Пристальный взгляд Луция заставлял ее трепетать. Большие глаза опускались и снова поднимались к Луцию.

Старая женщина, неподвижно сидя в кресле, принесла извинения по поводу отсутствия Авиолы, который отбыл в Капую, где у него были большие оружейные мастерские. и произнесла несколько сухих приветственных фраз.

Луций учтиво отвечал, не спуская глаз с невесты. Как она изменилась! Она стала совсем другой, еще привлекательнее и желаннее.

Рабы внесли вино и закуски. Играла в саду нежная музыка, журчал и плескался ручеек в имплувии, пожилая матрона умело поддерживала пустой разговор.

Луций ни разу не вспомнил о Валерии. Здесь его опутал дурман иной мечты, мечты, которую он три года лелеял на чужбине: родной дом и эта прелестная девушка. Очарование родного дома. Непреходящая благодать. И тут жестокая мысль уязвила его: но ведь все это может существовать лишь в атмосфере покоя, определенности, прочной безопасности. Лишь в золотой клетке роскоши и уединения можно сохранить блаженство родного дома. Все в Луций обратилось против императора. Это он рукой насильника разрушает счастье их домов! Счастье сенаторов может быть обеспечено лишь сенаторской властью. А вернуть власть сенату способна только республика. Отец прав. Не только в отношении себя, но и в отношении Луция и его будущей семьи.

Безжалостно убрать камень с дороги, ведущей к свободе. Вот верный путь.

Путь единственный!..

Луций вручил подарки. Мизии – веер из страусовых перьев со смарагдовым скарабеем на ручке, Торквате – золотую диадему с рубинами. Мизия важно кивнула в знак благодарности, Торквата пришла в восторг и поцеловала жениха в щеку.

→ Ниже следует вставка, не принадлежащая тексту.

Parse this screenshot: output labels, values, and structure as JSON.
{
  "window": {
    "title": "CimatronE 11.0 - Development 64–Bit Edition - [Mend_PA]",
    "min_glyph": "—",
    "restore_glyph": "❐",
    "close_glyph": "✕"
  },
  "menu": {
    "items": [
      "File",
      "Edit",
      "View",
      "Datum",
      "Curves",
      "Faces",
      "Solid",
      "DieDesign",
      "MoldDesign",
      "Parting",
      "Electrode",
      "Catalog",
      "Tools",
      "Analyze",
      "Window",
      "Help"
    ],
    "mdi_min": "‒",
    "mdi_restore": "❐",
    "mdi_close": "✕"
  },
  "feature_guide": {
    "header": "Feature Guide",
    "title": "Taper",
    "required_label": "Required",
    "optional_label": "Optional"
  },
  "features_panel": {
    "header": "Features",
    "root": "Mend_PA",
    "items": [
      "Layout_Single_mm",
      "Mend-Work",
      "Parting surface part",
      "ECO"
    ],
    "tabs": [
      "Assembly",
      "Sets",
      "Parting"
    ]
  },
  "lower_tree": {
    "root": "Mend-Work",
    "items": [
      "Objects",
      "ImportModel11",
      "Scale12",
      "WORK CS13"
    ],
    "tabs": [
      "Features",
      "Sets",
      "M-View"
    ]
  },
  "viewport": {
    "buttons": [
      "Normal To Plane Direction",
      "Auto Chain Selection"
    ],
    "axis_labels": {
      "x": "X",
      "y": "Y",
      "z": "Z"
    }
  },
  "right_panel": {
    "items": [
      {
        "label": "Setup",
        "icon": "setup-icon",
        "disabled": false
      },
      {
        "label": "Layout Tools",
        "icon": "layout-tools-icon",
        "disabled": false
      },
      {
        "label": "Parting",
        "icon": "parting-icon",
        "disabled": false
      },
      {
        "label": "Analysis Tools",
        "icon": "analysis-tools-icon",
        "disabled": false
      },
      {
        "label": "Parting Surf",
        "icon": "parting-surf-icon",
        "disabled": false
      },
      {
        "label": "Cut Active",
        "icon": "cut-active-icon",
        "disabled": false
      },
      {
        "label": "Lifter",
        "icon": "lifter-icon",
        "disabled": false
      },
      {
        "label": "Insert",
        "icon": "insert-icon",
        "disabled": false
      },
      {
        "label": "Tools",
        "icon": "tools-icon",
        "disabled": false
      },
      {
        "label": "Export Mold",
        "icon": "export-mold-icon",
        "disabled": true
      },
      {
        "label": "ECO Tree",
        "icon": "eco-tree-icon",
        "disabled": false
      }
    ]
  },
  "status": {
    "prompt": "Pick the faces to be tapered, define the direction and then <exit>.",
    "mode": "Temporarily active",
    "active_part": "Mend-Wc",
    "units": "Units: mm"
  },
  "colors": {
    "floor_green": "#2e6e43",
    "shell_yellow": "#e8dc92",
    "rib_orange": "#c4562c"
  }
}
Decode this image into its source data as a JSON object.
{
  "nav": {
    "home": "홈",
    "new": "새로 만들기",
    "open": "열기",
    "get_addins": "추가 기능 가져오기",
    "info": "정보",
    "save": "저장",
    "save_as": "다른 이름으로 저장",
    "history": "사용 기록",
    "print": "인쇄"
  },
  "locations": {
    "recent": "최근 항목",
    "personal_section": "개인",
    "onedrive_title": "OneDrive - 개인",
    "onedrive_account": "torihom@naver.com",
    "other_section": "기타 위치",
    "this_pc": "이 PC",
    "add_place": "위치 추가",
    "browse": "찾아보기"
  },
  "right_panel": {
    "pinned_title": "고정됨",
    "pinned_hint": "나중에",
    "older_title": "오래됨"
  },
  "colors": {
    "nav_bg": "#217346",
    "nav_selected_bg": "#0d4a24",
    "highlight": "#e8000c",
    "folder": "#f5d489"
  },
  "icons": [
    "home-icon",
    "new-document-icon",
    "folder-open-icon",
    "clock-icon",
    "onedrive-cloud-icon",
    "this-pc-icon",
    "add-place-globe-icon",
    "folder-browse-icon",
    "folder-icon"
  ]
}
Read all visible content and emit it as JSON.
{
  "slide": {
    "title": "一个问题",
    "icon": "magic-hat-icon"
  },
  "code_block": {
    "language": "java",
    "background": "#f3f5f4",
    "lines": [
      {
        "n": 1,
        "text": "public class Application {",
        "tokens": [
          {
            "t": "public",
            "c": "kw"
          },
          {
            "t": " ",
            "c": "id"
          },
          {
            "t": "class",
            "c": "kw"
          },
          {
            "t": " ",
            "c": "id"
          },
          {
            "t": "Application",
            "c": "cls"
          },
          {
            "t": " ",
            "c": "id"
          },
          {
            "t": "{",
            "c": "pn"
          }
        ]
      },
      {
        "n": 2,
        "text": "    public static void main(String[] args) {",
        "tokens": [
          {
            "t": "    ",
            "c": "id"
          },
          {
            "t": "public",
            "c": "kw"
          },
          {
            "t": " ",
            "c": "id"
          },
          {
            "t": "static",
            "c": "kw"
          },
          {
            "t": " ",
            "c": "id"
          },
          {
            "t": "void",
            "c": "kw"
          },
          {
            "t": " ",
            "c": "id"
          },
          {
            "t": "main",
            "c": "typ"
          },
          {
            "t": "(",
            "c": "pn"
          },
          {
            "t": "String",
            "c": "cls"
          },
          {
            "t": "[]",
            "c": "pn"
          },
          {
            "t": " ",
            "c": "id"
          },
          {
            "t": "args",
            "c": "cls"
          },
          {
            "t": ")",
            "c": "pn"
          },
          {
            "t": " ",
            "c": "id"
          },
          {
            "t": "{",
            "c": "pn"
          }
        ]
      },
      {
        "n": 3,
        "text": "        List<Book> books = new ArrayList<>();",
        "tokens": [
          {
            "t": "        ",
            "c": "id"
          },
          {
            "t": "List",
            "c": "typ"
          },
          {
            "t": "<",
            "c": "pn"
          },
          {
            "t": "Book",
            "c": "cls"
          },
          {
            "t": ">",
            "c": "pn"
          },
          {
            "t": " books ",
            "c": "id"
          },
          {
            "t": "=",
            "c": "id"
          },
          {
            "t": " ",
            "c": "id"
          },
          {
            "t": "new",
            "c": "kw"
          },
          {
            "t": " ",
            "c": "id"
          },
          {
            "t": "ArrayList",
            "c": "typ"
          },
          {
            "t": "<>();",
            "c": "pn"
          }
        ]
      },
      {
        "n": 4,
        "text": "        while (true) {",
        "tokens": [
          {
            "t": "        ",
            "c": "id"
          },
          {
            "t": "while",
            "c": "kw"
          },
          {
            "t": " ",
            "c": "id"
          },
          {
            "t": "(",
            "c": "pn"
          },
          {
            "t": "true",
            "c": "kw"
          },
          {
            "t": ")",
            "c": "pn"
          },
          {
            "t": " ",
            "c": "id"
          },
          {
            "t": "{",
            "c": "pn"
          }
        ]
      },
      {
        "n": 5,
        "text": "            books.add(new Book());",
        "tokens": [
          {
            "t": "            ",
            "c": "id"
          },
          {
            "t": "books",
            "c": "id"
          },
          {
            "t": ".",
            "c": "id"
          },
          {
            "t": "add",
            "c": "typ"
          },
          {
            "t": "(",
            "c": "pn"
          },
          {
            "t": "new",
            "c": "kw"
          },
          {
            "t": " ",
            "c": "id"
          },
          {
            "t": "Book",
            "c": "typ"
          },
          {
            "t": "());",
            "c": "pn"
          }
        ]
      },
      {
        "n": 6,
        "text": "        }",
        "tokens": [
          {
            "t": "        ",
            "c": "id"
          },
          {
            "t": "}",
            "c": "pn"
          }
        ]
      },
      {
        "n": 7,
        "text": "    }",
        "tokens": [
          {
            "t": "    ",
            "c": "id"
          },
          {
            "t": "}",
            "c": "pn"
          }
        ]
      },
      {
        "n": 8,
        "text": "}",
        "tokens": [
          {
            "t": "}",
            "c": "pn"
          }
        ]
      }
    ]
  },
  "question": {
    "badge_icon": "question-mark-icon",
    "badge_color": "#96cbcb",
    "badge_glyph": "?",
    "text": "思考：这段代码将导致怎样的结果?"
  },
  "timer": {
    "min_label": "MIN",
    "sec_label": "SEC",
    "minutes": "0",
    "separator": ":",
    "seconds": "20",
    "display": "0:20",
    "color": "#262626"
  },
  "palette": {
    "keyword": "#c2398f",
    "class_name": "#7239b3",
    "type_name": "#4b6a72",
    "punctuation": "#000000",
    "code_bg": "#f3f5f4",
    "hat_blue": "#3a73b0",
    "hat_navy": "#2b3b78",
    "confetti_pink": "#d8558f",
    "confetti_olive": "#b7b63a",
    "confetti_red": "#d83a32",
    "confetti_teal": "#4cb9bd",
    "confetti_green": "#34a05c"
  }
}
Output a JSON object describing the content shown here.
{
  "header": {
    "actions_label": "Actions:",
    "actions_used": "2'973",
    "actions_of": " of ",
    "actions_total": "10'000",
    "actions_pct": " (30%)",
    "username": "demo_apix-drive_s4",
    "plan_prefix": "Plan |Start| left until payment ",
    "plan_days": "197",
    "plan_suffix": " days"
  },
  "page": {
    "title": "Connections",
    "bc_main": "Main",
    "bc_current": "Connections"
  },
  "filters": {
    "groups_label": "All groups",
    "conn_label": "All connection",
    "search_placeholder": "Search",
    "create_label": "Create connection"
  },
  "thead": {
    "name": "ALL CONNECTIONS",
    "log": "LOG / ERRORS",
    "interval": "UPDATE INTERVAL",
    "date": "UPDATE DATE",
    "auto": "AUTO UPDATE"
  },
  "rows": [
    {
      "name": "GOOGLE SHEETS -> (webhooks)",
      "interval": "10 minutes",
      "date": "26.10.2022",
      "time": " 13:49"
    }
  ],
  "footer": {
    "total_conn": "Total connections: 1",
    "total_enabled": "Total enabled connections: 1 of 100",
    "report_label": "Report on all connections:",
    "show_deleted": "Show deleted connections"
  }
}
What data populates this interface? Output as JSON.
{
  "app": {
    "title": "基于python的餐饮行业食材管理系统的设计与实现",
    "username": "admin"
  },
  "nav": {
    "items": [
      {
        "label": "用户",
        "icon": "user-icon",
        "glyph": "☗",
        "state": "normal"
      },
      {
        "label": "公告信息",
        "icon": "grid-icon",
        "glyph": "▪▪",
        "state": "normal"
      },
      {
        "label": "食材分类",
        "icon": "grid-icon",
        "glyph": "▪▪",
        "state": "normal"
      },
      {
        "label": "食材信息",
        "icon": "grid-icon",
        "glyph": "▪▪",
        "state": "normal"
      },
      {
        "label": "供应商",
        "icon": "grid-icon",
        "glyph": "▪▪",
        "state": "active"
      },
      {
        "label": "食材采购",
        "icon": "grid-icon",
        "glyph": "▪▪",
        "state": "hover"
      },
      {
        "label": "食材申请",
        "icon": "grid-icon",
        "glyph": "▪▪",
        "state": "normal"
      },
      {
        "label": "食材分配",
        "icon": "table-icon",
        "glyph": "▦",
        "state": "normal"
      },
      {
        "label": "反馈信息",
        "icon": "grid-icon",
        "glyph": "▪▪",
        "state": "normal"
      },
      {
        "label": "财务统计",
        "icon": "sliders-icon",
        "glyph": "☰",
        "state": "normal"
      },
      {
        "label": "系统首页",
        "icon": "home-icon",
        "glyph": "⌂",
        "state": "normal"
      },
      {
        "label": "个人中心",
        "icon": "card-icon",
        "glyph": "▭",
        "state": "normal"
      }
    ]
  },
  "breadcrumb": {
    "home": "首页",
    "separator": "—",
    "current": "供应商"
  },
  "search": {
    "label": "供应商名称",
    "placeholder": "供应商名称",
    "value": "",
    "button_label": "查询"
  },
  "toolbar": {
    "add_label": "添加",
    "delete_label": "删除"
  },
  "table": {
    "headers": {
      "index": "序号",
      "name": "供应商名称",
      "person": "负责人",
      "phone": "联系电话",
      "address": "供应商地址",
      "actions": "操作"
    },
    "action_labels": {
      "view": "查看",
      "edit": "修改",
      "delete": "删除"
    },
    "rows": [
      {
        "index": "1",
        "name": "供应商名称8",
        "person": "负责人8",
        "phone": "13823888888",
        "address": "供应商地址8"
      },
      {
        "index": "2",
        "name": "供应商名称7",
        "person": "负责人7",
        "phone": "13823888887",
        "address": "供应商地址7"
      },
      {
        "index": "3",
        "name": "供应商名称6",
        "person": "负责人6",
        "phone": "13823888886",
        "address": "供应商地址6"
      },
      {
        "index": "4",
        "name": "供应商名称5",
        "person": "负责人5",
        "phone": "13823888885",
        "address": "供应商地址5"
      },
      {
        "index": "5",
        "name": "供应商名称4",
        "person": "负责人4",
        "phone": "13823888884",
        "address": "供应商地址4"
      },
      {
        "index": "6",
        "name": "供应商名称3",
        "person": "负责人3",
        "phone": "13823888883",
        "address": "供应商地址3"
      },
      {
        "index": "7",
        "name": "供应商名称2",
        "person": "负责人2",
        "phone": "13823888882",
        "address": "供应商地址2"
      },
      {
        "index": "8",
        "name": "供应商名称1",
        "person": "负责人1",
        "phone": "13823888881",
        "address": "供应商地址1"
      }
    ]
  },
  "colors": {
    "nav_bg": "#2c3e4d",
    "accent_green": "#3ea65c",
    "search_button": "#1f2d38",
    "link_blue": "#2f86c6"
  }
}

Потом Луцию пришлось рассказывать. Он описывал дальние страны, но мечта его была совсем рядом, он описывал путешествие по морю и пытался погладить руку Торкваты.

Радость Торкваты передалась и ему. Он забыл о гетерах, которых посещали римские воины в Кесарии и Антиохии, забыл этих опытных, искушенных в любви красавиц: каппадокиянок с их горячей опаловой кожей, сириек и евреек, кожа которых напоминала натянутый красновато-коричневый шелк и издавала аромат кедрового дерева, гибких египтянок с совершенным профилем, которые умели распалить мужскую страсть до неистовства. Перед ним была девушка чистая, целомудренная и светлая. В ней чувство и страсть неотделимы от души. И это пленяет.

Перед Луцием промелькнуло воспоминание: еще до отъезда в Сирию он сидел с Торкватой и Мизией в театре. Играли фарс о двух влюбленных парах.

Знатные любовники из-за недостатка чувства потерпели крах, бедные же обрели счастье. У Луция до сих пор звучат в ушах слова, брошенные актером в зал: "Любовь любви рознь, дражайшие. Любовь знатных? Это себялюбие.

Слепая похоть. Эгоизм. И больше ничего. А чувство? Нет. этот цветок не взрастает на мраморе и золоте! Он растет за рекой, на мягкой почве. Это тот редкий случай, уважаемые, когда каждый богач становится бедняком в сравнении с голодранцем из-за Тибра". Чепуха! Все в Луции бунтовало против этого. Я и Торквата – что ты знаешь, сумасшедший комедиант!